Entering edit mode
3.6 years ago
Vic
▴
100
I would like to how to use Spark within GATK for multi-threading analysis. Unfortunately, the Broad Institute website for its cluster-Spark tutorial documentation is still in progress. I am using HaplotypeCaller which has been working fine but now I have some pooled seq samples and they take much longer so would like to spread the workload. This is an example of my usage:
gatk HaplotypeCaller -I my_pooled_sample.bam -I another_pooled_sample.bam -L a_chromosome -R ref_genome.fna -O my_out_file.g.vcf -ploidy 10 -- --spark-master local[2]

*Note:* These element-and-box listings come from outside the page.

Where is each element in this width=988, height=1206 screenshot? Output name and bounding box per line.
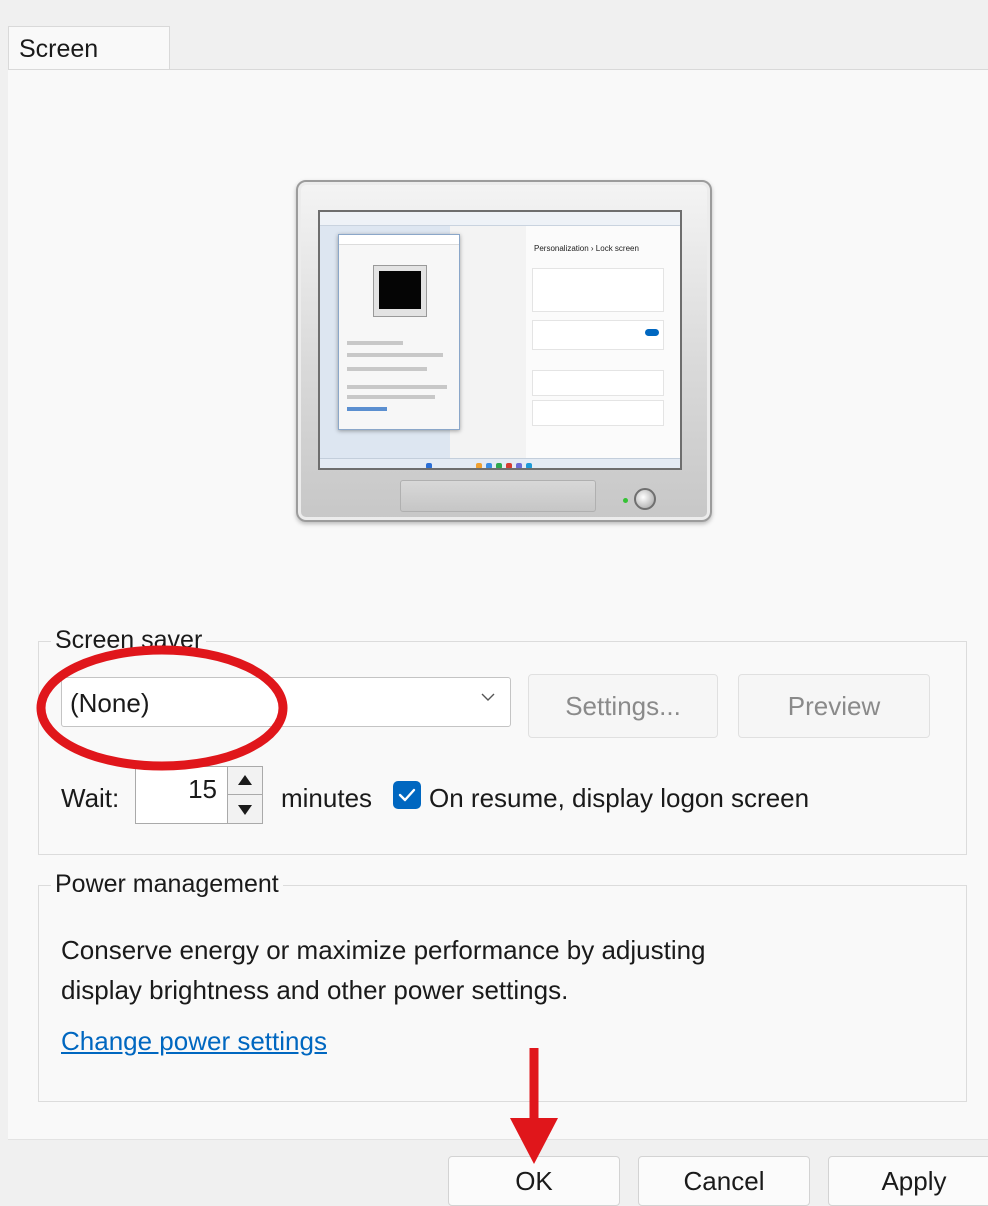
- tab-screen-saver[interactable]: Screen Saver: [8, 26, 170, 107]
- monitor-preview-icon: Personalization › Lock screen: [296, 180, 712, 522]
- preview-card: [532, 370, 664, 396]
- preview-card: [532, 268, 664, 312]
- wait-minutes-input[interactable]: 15: [135, 766, 227, 824]
- preview-desktop: Personalization › Lock screen: [320, 212, 680, 458]
- spin-up-icon: [238, 775, 252, 785]
- preview-line: [347, 367, 427, 371]
- preview-taskbar-icon: [426, 463, 432, 468]
- checkmark-icon: [398, 788, 416, 802]
- preview-taskbar: [320, 458, 680, 468]
- resume-logon-label[interactable]: On resume, display logon screen: [429, 782, 809, 814]
- change-power-settings-link[interactable]: Change power settings: [61, 1026, 327, 1057]
- resume-logon-checkbox[interactable]: [393, 781, 421, 809]
- spin-up-button[interactable]: [228, 767, 262, 795]
- preview-card: [532, 320, 664, 350]
- preview-line: [347, 407, 387, 411]
- preview-taskbar-icon: [506, 463, 512, 468]
- preview-card: [532, 400, 664, 426]
- preview-taskbar-icon: [516, 463, 522, 468]
- preview-toggle-icon: [645, 329, 659, 336]
- power-description-line: display brightness and other power setti…: [61, 975, 569, 1005]
- wait-spinner: [227, 766, 263, 824]
- preview-taskbar-icon: [496, 463, 502, 468]
- screen-saver-select[interactable]: (None): [61, 677, 511, 727]
- power-led-icon: [623, 498, 628, 503]
- preview-settings-sidebar: [450, 226, 526, 458]
- screen-saver-legend: Screen saver: [51, 624, 207, 656]
- ok-button[interactable]: OK: [448, 1156, 620, 1206]
- preview-settings-window: Personalization › Lock screen: [450, 226, 680, 458]
- preview-taskbar-icon: [526, 463, 532, 468]
- power-description-line: Conserve energy or maximize performance …: [61, 935, 706, 965]
- power-management-group: Power management Conserve energy or maxi…: [38, 868, 967, 1102]
- settings-button[interactable]: Settings...: [528, 674, 718, 738]
- preview-mini-dialog: [338, 234, 460, 430]
- wait-label: Wait:: [61, 783, 120, 813]
- tab-bar: Screen Saver: [0, 0, 988, 107]
- preview-taskbar-icon: [486, 463, 492, 468]
- apply-button[interactable]: Apply: [828, 1156, 988, 1206]
- preview-button[interactable]: Preview: [738, 674, 930, 738]
- preview-line: [347, 385, 447, 389]
- power-knob-icon: [634, 488, 656, 510]
- minutes-label: minutes: [281, 783, 373, 813]
- screen-saver-group: Screen saver (None) Settings... Preview …: [38, 624, 967, 855]
- screen-saver-selected-value: (None): [70, 688, 150, 718]
- power-management-legend: Power management: [51, 868, 283, 900]
- preview-line: [347, 353, 443, 357]
- spin-down-icon: [238, 805, 252, 815]
- preview-mini-monitor-icon: [373, 265, 427, 317]
- spin-down-button[interactable]: [228, 795, 262, 823]
- preview-mini-dialog-title: [339, 235, 459, 245]
- preview-window-bar: [320, 212, 680, 226]
- cancel-button[interactable]: Cancel: [638, 1156, 810, 1206]
- preview-settings-title: Personalization › Lock screen: [534, 244, 639, 253]
- monitor-stand: [400, 480, 596, 512]
- monitor-screen: Personalization › Lock screen: [318, 210, 682, 470]
- preview-line: [347, 395, 435, 399]
- preview-taskbar-icon: [476, 463, 482, 468]
- preview-line: [347, 341, 403, 345]
- chevron-down-icon: [481, 693, 495, 701]
- power-management-description: Conserve energy or maximize performance …: [61, 930, 901, 1010]
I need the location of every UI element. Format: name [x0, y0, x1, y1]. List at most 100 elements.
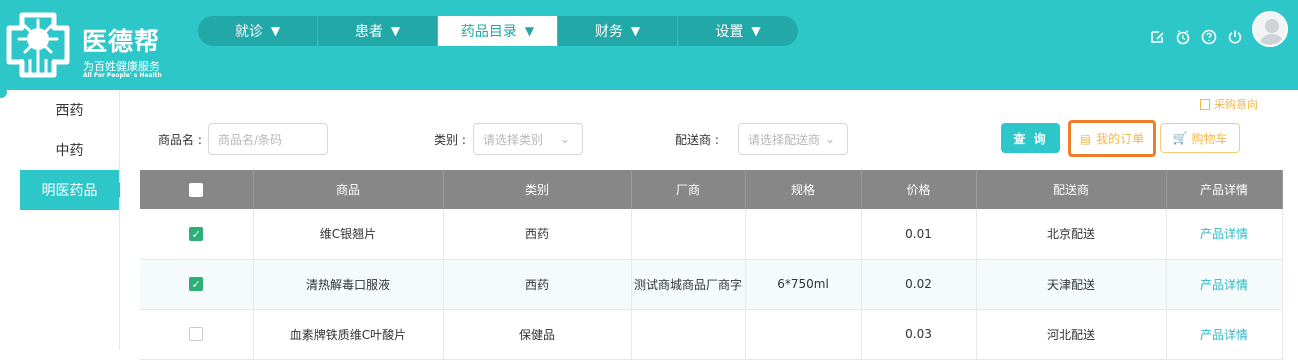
price-cell: 0.02 [861, 259, 977, 310]
drug-list-panel: 采购意向 商品名 : 商品名/条码 类别 : 请选择类别 ⌄ 配送商 : 请选择配… [120, 90, 1298, 360]
product-cell: 维C银翘片 [253, 209, 444, 260]
logo: 医德帮 为百姓健康服务 All For People' s Health [2, 2, 177, 88]
spec-cell [745, 209, 862, 260]
nav-label-finance: 财务 [594, 24, 623, 40]
distributor-select[interactable]: 请选择配送商 ⌄ [738, 123, 848, 155]
caret-down-icon: ▼ [390, 24, 401, 38]
sidebar-item-western-medicine[interactable]: 西药 [20, 90, 119, 130]
product-search-input[interactable]: 商品名/条码 [208, 123, 328, 155]
product-detail-link[interactable]: 产品详情 [1200, 227, 1248, 241]
product-detail-cell: 产品详情 [1166, 309, 1283, 360]
sidebar-item-label: 西药 [55, 103, 84, 119]
document-icon [1200, 98, 1210, 110]
column-header-category: 类别 [443, 170, 632, 209]
purchase-intent-label: 采购意向 [1214, 98, 1258, 111]
nav-label-patient: 患者 [354, 24, 383, 40]
sidebar-item-label: 明医药品 [41, 183, 98, 199]
column-header-spec: 规格 [745, 170, 862, 209]
help-icon[interactable] [1200, 28, 1218, 46]
product-detail-link[interactable]: 产品详情 [1200, 278, 1248, 292]
row-checkbox[interactable]: ✓ [189, 277, 204, 292]
avatar-body-shape [1259, 34, 1285, 45]
row-select-cell: ✓ [140, 209, 254, 260]
product-search-placeholder: 商品名/条码 [218, 132, 283, 147]
header-icon-tray [1148, 28, 1244, 46]
sidebar-item-chinese-medicine[interactable]: 中药 [20, 130, 119, 170]
brand-name: 医德帮 [82, 27, 161, 56]
category-label: 类别 : [434, 133, 466, 147]
shopping-cart-label: 购物车 [1191, 131, 1228, 146]
nav-item-patient[interactable]: 患者 ▼ [318, 16, 438, 46]
order-document-icon: ▤ [1079, 131, 1092, 146]
shopping-cart-icon: 🛒 [1172, 131, 1188, 145]
nav-item-finance[interactable]: 财务 ▼ [558, 16, 678, 46]
distributor-cell: 河北配送 [976, 309, 1167, 360]
caret-down-icon: ▼ [270, 24, 281, 38]
nav-label-settings: 设置 [715, 24, 744, 40]
drug-table: 商品 类别 厂商 规格 价格 配送商 产品详情 ✓ 维C银翘片 西药 0.01 … [140, 170, 1283, 360]
chevron-down-icon: ⌄ [824, 132, 835, 146]
column-header-product: 商品 [253, 170, 444, 209]
product-detail-cell: 产品详情 [1166, 259, 1283, 310]
manufacturer-cell [631, 209, 746, 260]
table-header-row: 商品 类别 厂商 规格 价格 配送商 产品详情 [140, 170, 1283, 209]
caret-down-icon: ▼ [524, 24, 535, 38]
sidebar-item-label: 中药 [55, 143, 84, 159]
nav-item-settings[interactable]: 设置 ▼ [678, 16, 798, 46]
chevron-down-icon: ⌄ [559, 132, 570, 146]
top-navigation-bar: 医德帮 为百姓健康服务 All For People' s Health 就诊 ▼… [0, 0, 1298, 90]
category-cell: 保健品 [443, 309, 632, 360]
product-name-label: 商品名 : [158, 133, 202, 147]
shopping-cart-button[interactable]: 🛒 购物车 [1160, 123, 1240, 153]
row-checkbox[interactable]: ✓ [189, 227, 204, 241]
sidebar-toggle-icon[interactable] [0, 86, 7, 98]
product-detail-cell: 产品详情 [1166, 209, 1283, 260]
category-select-placeholder: 请选择类别 [483, 132, 544, 147]
caret-down-icon: ▼ [630, 24, 641, 38]
row-select-cell: ✓ [140, 259, 254, 310]
query-button[interactable]: 查 询 [1001, 123, 1060, 153]
distributor-select-placeholder: 请选择配送商 [748, 132, 821, 147]
power-icon[interactable] [1226, 28, 1244, 46]
main-nav: 就诊 ▼ 患者 ▼ 药品目录 ▼ 财务 ▼ 设置 ▼ [198, 16, 798, 46]
nav-label-visit: 就诊 [234, 24, 263, 40]
row-select-cell [140, 309, 254, 360]
price-cell: 0.03 [861, 309, 977, 360]
avatar-head-shape [1265, 19, 1279, 33]
edit-icon[interactable] [1148, 28, 1166, 46]
table-row: 血素牌铁质维C叶酸片 保健品 0.03 河北配送 产品详情 [140, 309, 1283, 360]
select-all-checkbox[interactable] [189, 182, 204, 197]
alarm-clock-icon[interactable] [1174, 28, 1192, 46]
select-all-cell [140, 170, 254, 209]
row-checkbox[interactable] [189, 327, 204, 342]
table-row: ✓ 维C银翘片 西药 0.01 北京配送 产品详情 [140, 209, 1283, 260]
column-header-price: 价格 [861, 170, 977, 209]
my-orders-button[interactable]: ▤ 我的订单 [1068, 120, 1156, 157]
nav-item-visit[interactable]: 就诊 ▼ [198, 16, 318, 46]
distributor-cell: 北京配送 [976, 209, 1167, 260]
distributor-cell: 天津配送 [976, 259, 1167, 310]
drug-category-sidebar: 西药 中药 明医药品 [20, 90, 127, 350]
spec-cell [745, 309, 862, 360]
nav-label-drug-catalog: 药品目录 [460, 24, 517, 40]
nav-item-drug-catalog[interactable]: 药品目录 ▼ [438, 16, 558, 46]
product-cell: 清热解毒口服液 [253, 259, 444, 310]
column-header-distributor: 配送商 [976, 170, 1167, 209]
category-cell: 西药 [443, 259, 632, 310]
product-detail-link[interactable]: 产品详情 [1200, 328, 1248, 342]
my-orders-label: 我的订单 [1096, 132, 1145, 146]
price-cell: 0.01 [861, 209, 977, 260]
manufacturer-cell [631, 309, 746, 360]
sidebar-item-mingyi-drugs[interactable]: 明医药品 [20, 170, 127, 210]
product-cell: 血素牌铁质维C叶酸片 [253, 309, 444, 360]
spec-cell: 6*750ml [745, 259, 862, 310]
distributor-label: 配送商 : [675, 133, 719, 147]
table-row: ✓ 清热解毒口服液 西药 测试商城商品厂商字 6*750ml 0.02 天津配送… [140, 259, 1283, 310]
user-avatar[interactable] [1252, 11, 1288, 47]
column-header-manufacturer: 厂商 [631, 170, 746, 209]
brand-tagline-english: All For People' s Health [83, 72, 162, 79]
category-select[interactable]: 请选择类别 ⌄ [473, 123, 583, 155]
medical-sun-logo-icon [6, 12, 70, 78]
manufacturer-cell: 测试商城商品厂商字 [631, 259, 746, 310]
purchase-intent-link[interactable]: 采购意向 [1200, 96, 1258, 112]
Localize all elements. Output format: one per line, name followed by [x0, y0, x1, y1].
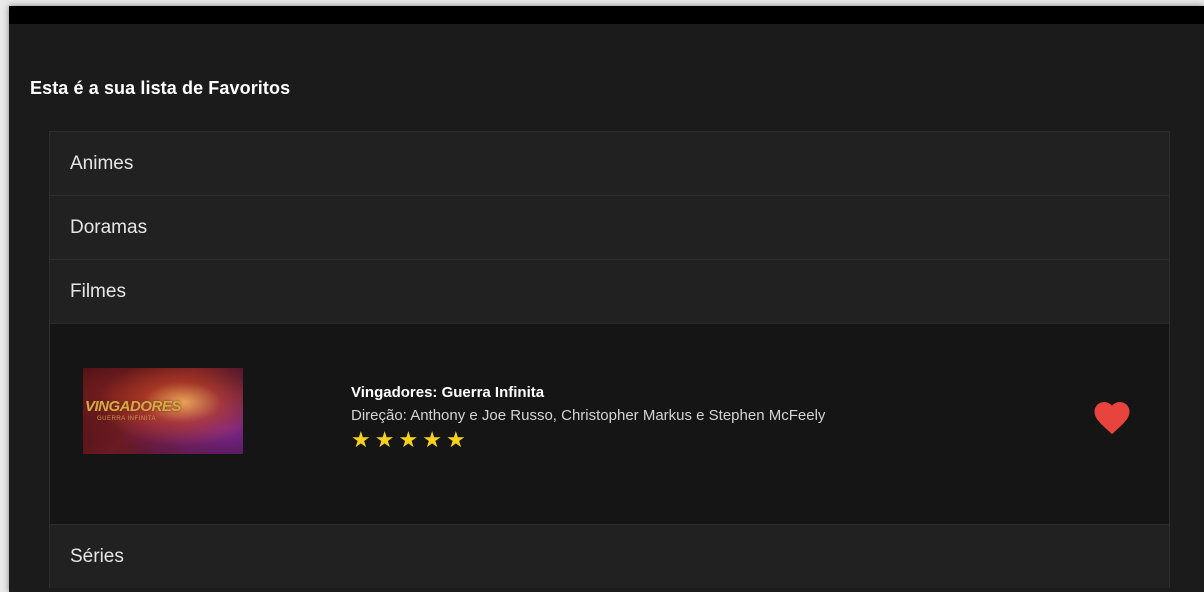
app-window: Esta é a sua lista de Favoritos Animes D… — [9, 6, 1204, 592]
accordion-body-filmes: VINGADORES GUERRA INFINITA Vingadores: G… — [50, 323, 1169, 524]
movie-director: Direção: Anthony e Joe Russo, Christophe… — [351, 407, 826, 424]
accordion-header-animes[interactable]: Animes — [50, 131, 1169, 195]
accordion-header-series[interactable]: Séries — [50, 524, 1169, 588]
favorites-accordion: Animes Doramas Filmes VINGADORES GUERRA … — [49, 131, 1170, 588]
star-icon: ★ — [398, 427, 419, 452]
star-icon: ★ — [374, 427, 395, 452]
accordion-header-filmes[interactable]: Filmes — [50, 259, 1169, 323]
movie-info: Vingadores: Guerra Infinita Direção: Ant… — [351, 384, 825, 451]
poster-title: VINGADORES — [85, 398, 181, 415]
heart-icon[interactable] — [1091, 396, 1133, 436]
poster-subtitle: GUERRA INFINITA — [97, 416, 157, 422]
accordion-header-doramas[interactable]: Doramas — [50, 195, 1169, 259]
movie-poster: VINGADORES GUERRA INFINITA — [83, 368, 243, 454]
star-icon: ★ — [445, 427, 466, 452]
movie-title: Vingadores: Guerra Infinita — [351, 384, 545, 401]
star-icon: ★ — [351, 427, 371, 452]
page-title: Esta é a sua lista de Favoritos — [30, 78, 291, 98]
top-bar — [9, 6, 1204, 24]
star-rating: ★ ★ ★ ★ ★ — [351, 429, 825, 451]
star-icon: ★ — [422, 427, 442, 452]
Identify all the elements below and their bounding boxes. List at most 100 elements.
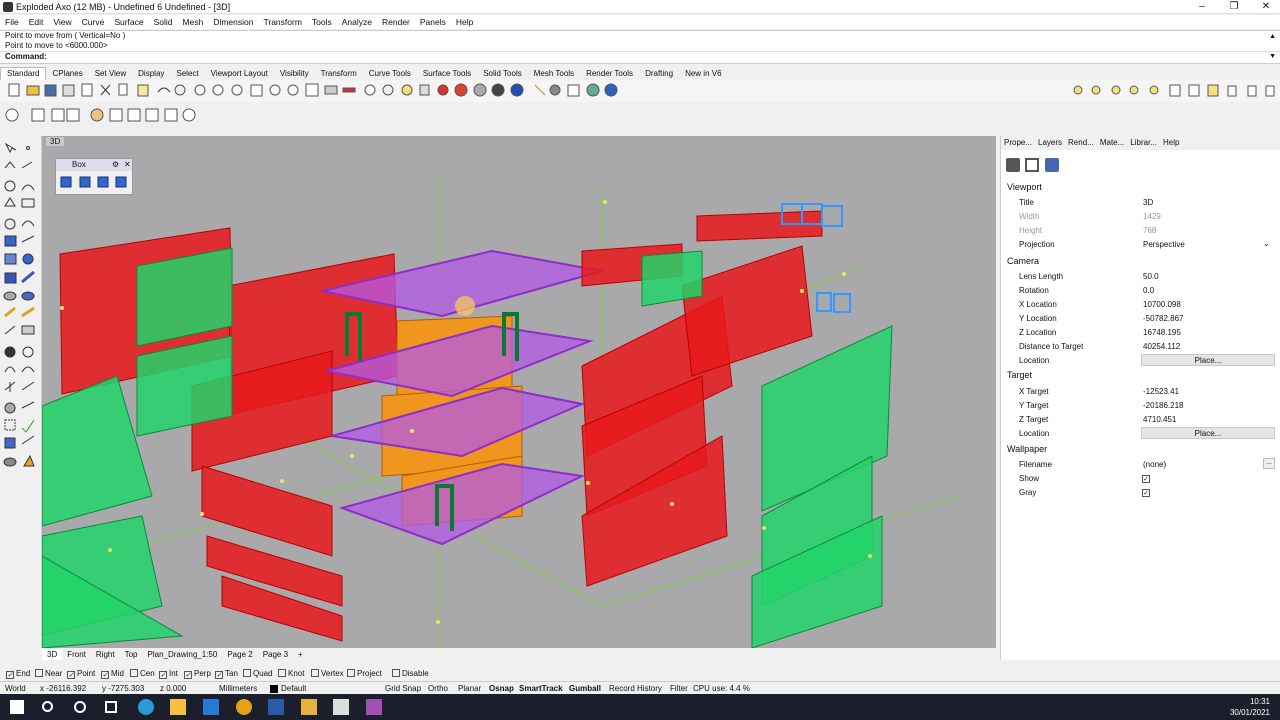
- add-tab-icon[interactable]: +: [293, 649, 308, 660]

I used the above sparks command from this example. But it didn't work. I checked the help info and got this:
> gatk forwards commands to GATK and adds some sugar for submitting spark jobs
> --spark-runner <target> controls how spark tools are run
> valid targets are:
> LOCAL: run using the in-memory spark runner
> SPARK: run using spark-submit on an existing cluster
> --spark-master must be specified
> --spark-submit-command may be specified to control the Spark submit command
> arguments to spark-submit may optionally be specified after --
> GCS: run using Google cloud dataproc
> commands after the -- will be passed to dataproc
> --cluster <your-cluster> must be specified after the --
> spark properties and some common spark-submit parameters will be translated
> to dataproc equivalents
I then tried using:
--spark-runner local[2]
Which also didn't work. I would appreciate some guidance. Many thanks.
cross posted https://stackoverflow.com/questions/67074318
I am sorry, I didn't realise that wasn't allowed, I have deleted the other post.
bio_vincent did you ever find a solution to this?